Re: replicas goes in recovery mode right after update

Erick Erickson Sun, 25 Jan 2015 19:55:20 -0800

Ah, OK. Whew! because I was wondering how you were running at _all_ if all
the memory was allocated to the JVM ;)..


What is your Zookeeper timeout? The original default was 15 seconds and this
has caused problems like this. Here's the scenario:
You send a bunch of docs at the server, and eventually you hit a
stop-the-world
GC that takes longer than the Zookeeper timeout. So ZK thinks the node is
down
and initiates recovery. Eventually, you hit this on all the replicas.

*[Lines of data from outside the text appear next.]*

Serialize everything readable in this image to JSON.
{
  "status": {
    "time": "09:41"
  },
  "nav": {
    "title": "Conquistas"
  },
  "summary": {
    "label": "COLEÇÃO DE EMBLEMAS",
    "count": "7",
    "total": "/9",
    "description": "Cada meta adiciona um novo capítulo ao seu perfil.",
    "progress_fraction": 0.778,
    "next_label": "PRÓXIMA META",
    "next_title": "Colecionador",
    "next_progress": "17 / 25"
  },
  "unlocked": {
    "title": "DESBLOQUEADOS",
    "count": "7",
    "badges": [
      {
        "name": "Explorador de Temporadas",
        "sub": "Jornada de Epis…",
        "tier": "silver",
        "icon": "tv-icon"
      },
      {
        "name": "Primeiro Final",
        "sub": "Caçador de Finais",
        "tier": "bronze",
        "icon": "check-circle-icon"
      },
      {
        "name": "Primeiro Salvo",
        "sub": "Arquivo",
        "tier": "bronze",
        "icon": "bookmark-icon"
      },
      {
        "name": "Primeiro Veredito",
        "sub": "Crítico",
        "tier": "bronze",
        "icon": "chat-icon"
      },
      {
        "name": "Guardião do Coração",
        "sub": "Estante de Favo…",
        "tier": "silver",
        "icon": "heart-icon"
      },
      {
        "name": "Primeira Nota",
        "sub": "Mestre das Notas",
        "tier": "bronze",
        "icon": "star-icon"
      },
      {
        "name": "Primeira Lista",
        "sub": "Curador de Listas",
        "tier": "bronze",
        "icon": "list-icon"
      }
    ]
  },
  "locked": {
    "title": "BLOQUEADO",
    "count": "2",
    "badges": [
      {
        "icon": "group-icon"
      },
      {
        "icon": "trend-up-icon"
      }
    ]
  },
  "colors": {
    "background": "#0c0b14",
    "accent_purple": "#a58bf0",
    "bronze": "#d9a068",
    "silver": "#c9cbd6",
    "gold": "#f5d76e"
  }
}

Sometimes I've seen situations where the answer is giving a bit more memory
to the JVM, say 2-4G in your case. The theory here (and this is a shot in
the
dark) that your peak JVM requirements are close to your 12G, so the garbage
collection spends enormous amounts of time collecting a small bit of memory,
runs for some fraction of a second and does it again. Adding more to the
JVMs
memory allows the parallel collections to work without so many
stop-the-world
GC pauses.

So what I'd do is turn on GC logging (probably on the replicas) and look for
very long GC pauses. Mark Miller put together a blog here:
https://lucidworks.com/blog/garbage-collection-bootcamp-1-0/

See the "getting a view into garbage collection". The smoking gun here
is if you see full GC pauses that are longer than the ZK timeout.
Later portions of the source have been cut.